Add another debug log code to grab the curl options crawler used, add following code into litespeed-cache/lib/litespeed/litespeed-crawler.class.php
, in line 627 , before return $options ;
$options[ CURLOPT_COOKIE ] = implode( '; ', $cookies ) ; LiteSpeed_Cache_Log::debug( 'crawler logs headers2', json_encode( $options ) ) ; return $options ;
Now let's manually crawl it again to get the all the options.
07/11/19 14:20:15.374 [123.123.123.123:37386 1 ZWh] crawler logs headers2 --- '{ "19913":true, "42":true, "10036":"GET", "52":false, "10102":"gzip", "78":10, "13":10, "81":0, "64":false, "44":false, "10023":["Cache-Control: max-age=0","Host: example.com"], "84":2, "10018":"lscache_runner ", "10016":"http:\/\/example.com\/wp-cron.php?doing_wp_cron=1234567890.12345678910111213141516","10022":"litespeed_hash=qwert" }'
These numbers are PHP curlset reference code , after some googling , the 78
and 13
are particularly interesting , they represent curl connection timeout
and curl timeout
Let's apply these otpions into our curl command.

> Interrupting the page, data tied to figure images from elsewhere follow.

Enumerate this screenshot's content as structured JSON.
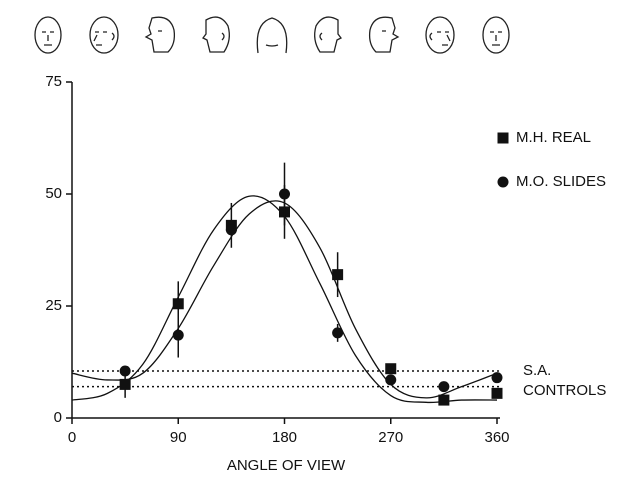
{
  "chart_data": {
    "type": "scatter",
    "x_label": "ANGLE OF VIEW",
    "xlim": [
      0,
      360
    ],
    "xticks": [
      0,
      90,
      180,
      270,
      360
    ],
    "ylim": [
      0,
      75
    ],
    "yticks": [
      0,
      25,
      50,
      75
    ],
    "legend": "upper right",
    "series": [
      {
        "name": "M.H. REAL",
        "marker": "square",
        "color": "#111111",
        "x": [
          45,
          90,
          135,
          180,
          225,
          270,
          315,
          360
        ],
        "values": [
          7.5,
          25.5,
          43,
          46,
          32,
          11,
          4,
          5.5
        ],
        "errors": [
          3,
          5,
          5,
          6,
          5,
          null,
          null,
          null
        ]
      },
      {
        "name": "M.O. SLIDES",
        "marker": "circle",
        "color": "#111111",
        "x": [
          45,
          90,
          135,
          180,
          225,
          270,
          315,
          360
        ],
        "values": [
          10.5,
          18.5,
          42,
          50,
          19,
          8.5,
          7,
          9
        ],
        "errors": [
          null,
          5,
          null,
          7,
          2,
          null,
          null,
          null
        ]
      }
    ],
    "fits": [
      {
        "x": [
          0,
          30,
          60,
          90,
          120,
          150,
          180,
          210,
          240,
          270,
          300,
          330,
          360
        ],
        "values": [
          4,
          5.5,
          12,
          27,
          42,
          49.5,
          45,
          30,
          14,
          5,
          3.5,
          4,
          4
        ]
      },
      {
        "x": [
          0,
          30,
          60,
          90,
          120,
          150,
          180,
          210,
          240,
          270,
          300,
          330,
          360
        ],
        "values": [
          10,
          8.5,
          10,
          20,
          34,
          45.5,
          48,
          38,
          20,
          7.5,
          4.5,
          7,
          10
        ]
      }
    ],
    "reference_lines": [
      10.5,
      7
    ],
    "reference_labels": [
      "S.A.",
      "CONTROLS"
    ]
  }
}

[root@test ~]# curl -I -XGET --max-time 10 https://example.com/product-name-1 curl: (28) Operation timed out after 10001 milliseconds with 0 out of -1 bytes received
So this is the root cause , the page without cache takes more than 10 seconds to load.

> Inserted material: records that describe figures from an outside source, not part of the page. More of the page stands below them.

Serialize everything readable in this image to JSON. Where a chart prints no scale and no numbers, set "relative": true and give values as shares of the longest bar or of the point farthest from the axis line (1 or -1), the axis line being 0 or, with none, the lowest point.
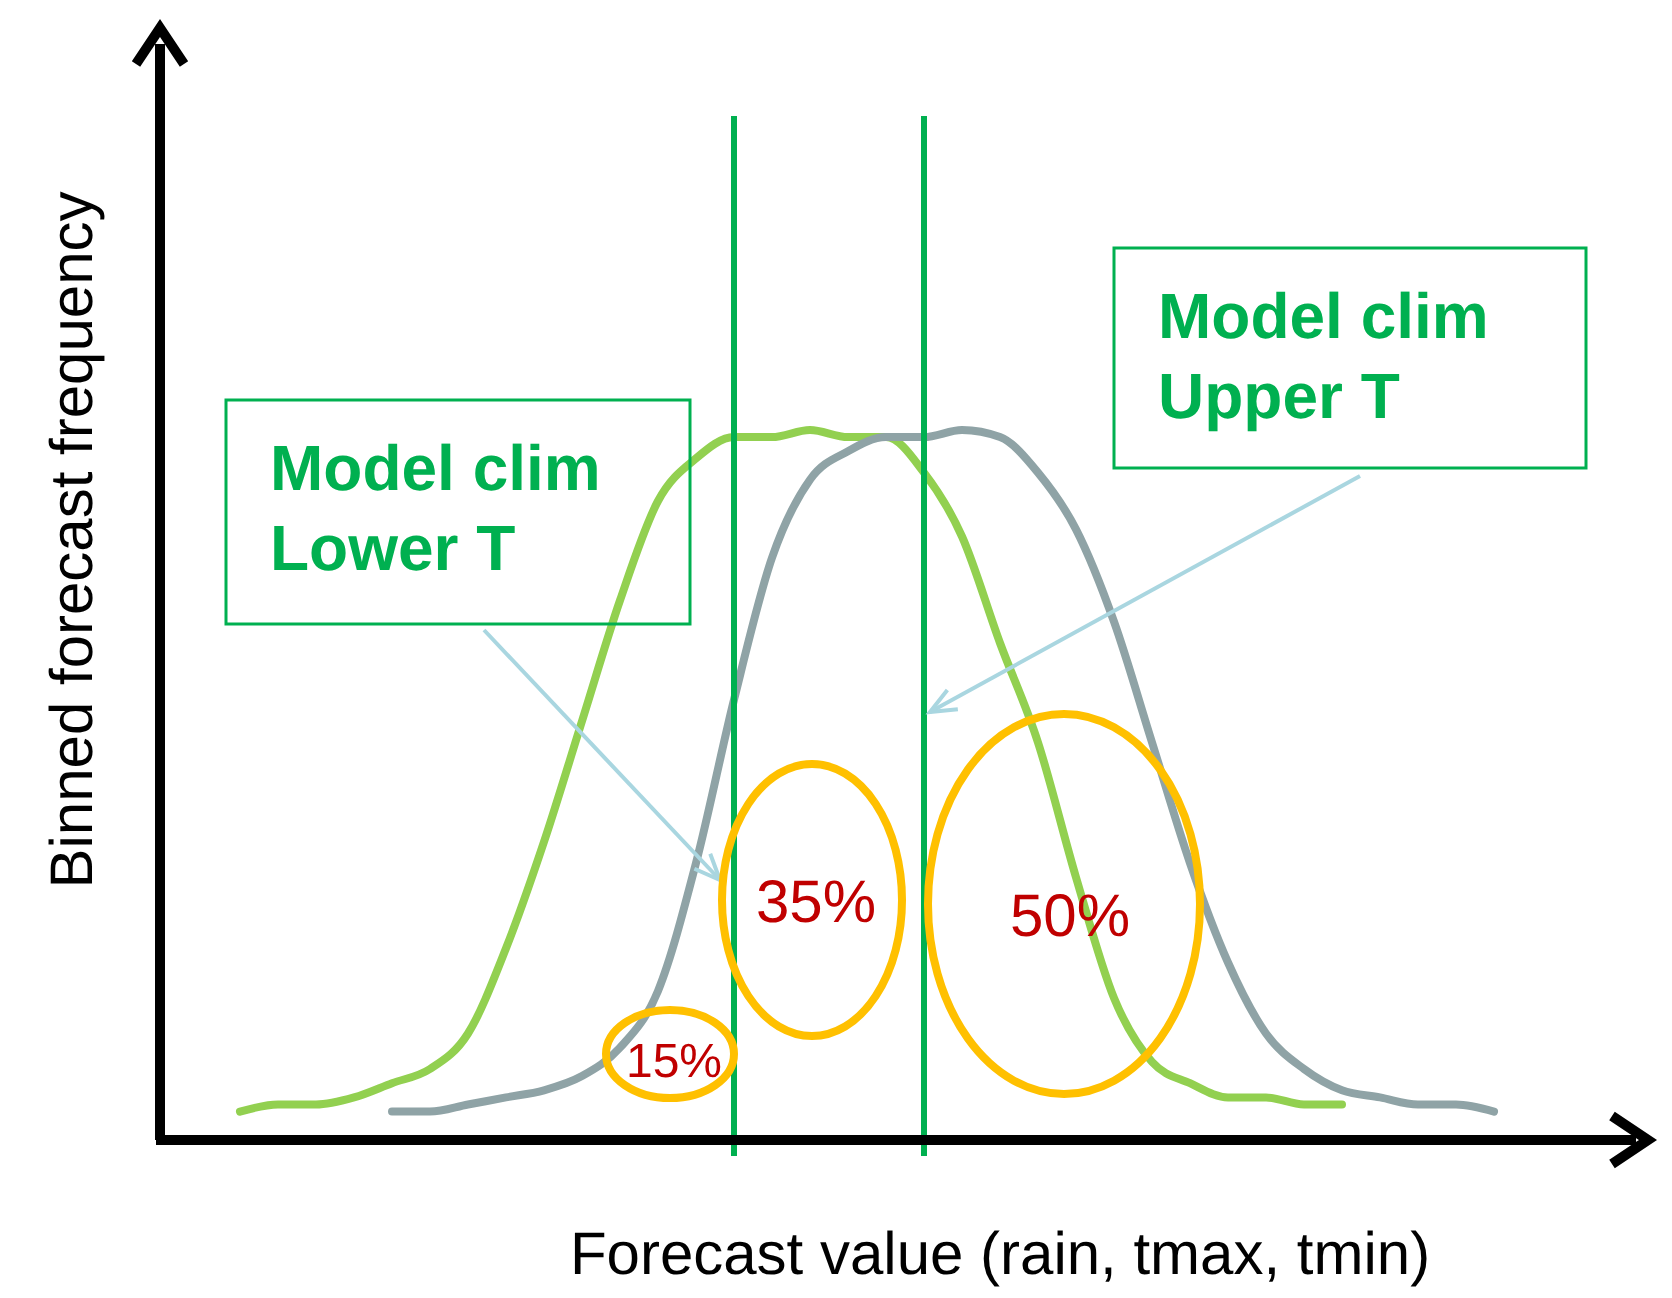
{
  "chart_data": {
    "type": "line",
    "relative": true,
    "xlabel": "Forecast value (rain, tmax, tmin)",
    "ylabel": "Binned forecast frequency",
    "categories": [
      null,
      null,
      null,
      null,
      null,
      null,
      null,
      null,
      null,
      null,
      null,
      null,
      null,
      null,
      null,
      null,
      null,
      null,
      null,
      null,
      null,
      null,
      null,
      null,
      null,
      null,
      null,
      null,
      null,
      null,
      null,
      null,
      null,
      null
    ],
    "series": [
      {
        "color": "#92d050",
        "values": [
          0.04,
          0.05,
          0.05,
          0.06,
          0.08,
          0.1,
          0.15,
          0.27,
          0.42,
          0.59,
          0.76,
          0.9,
          0.96,
          0.99,
          0.99,
          1,
          0.99,
          0.99,
          0.94,
          0.85,
          0.7,
          0.56,
          0.37,
          0.2,
          0.11,
          0.08,
          0.06,
          0.06,
          0.05,
          0.05,
          null,
          null,
          null,
          null
        ]
      },
      {
        "color": "#8fa3a6",
        "values": [
          null,
          null,
          null,
          null,
          0.04,
          0.04,
          0.05,
          0.06,
          0.07,
          0.09,
          0.13,
          0.21,
          0.39,
          0.62,
          0.82,
          0.93,
          0.97,
          0.99,
          0.99,
          1,
          0.99,
          0.94,
          0.86,
          0.73,
          0.56,
          0.39,
          0.25,
          0.15,
          0.1,
          0.07,
          0.06,
          0.05,
          0.05,
          0.04
        ]
      }
    ],
    "annotations": [
      "Model clim Lower T",
      "Model clim Upper T",
      "15%",
      "35%",
      "50%"
    ],
    "line_style": "solid"
  }
}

Let's do more test to confirm it
[root@test ~]# curl -w 'Establish Connection: %{time_connect}s\nTTFB: %{time_starttransfer}s\nTotal: %{time_total}s\n' -XGET -A "lscache_runner https://example.com/product-name-1/ Establish Connection: 0.006s TTFB: 16.455s Total: 16.462s
So yes , the page without cache takes more than 16 seconds to load which hit curl timeout, that is the reason why debug log shows empty header.
Solution:
We now need to figure out where the timeout is set by grep
[root@test litespeed-cache]# grep -riF "timeout" --include="*crawler*.php" includes/litespeed-cache-crawler.class.php: $response = wp_remote_get( $sitemap, array( 'timeout' => 15 ) ) ; inc/crawler.class.php: $response = wp_remote_get( $sitemap, array( 'timeout' => 15 ) ) ; lib/litespeed/litespeed-crawler.class.php: CURLOPT_CONNECTTIMEOUT => 10, lib/litespeed/litespeed-crawler.class.php: CURLOPT_TIMEOUT => 10,
So the last result , shows curl timeout
is defined there, open file `litespeed-cache/lib/litespeed/litespeed-crawler.class.php` , around line 561-572
CURLOPT_RETURNTRANSFER => true, CURLOPT_HEADER => true, CURLOPT_CUSTOMREQUEST => 'GET', CURLOPT_FOLLOWLOCATION => false, CURLOPT_ENCODING => 'gzip', CURLOPT_CONNECTTIMEOUT => 10, CURLOPT_TIMEOUT => 10, CURLOPT_SSL_VERIFYHOST => 0, CURLOPT_SSL_VERIFYPEER => false, CURLOPT_NOBODY => false, CURLOPT_HTTPHEADER => $this->_curl_headers,
Raise timeout from 10 to higher number , like 30 seconds.
Manual crawling again , all these previous blacklisted URIs are not longer being added into blacklist.
This is a temporarily solution by manually edit the code to raise timeout , default timeout will be changed to 30 seconds in LSCWP 2.9.8.4 , and will be made configurable in LSCWP 3.0 in case user may need a longer time.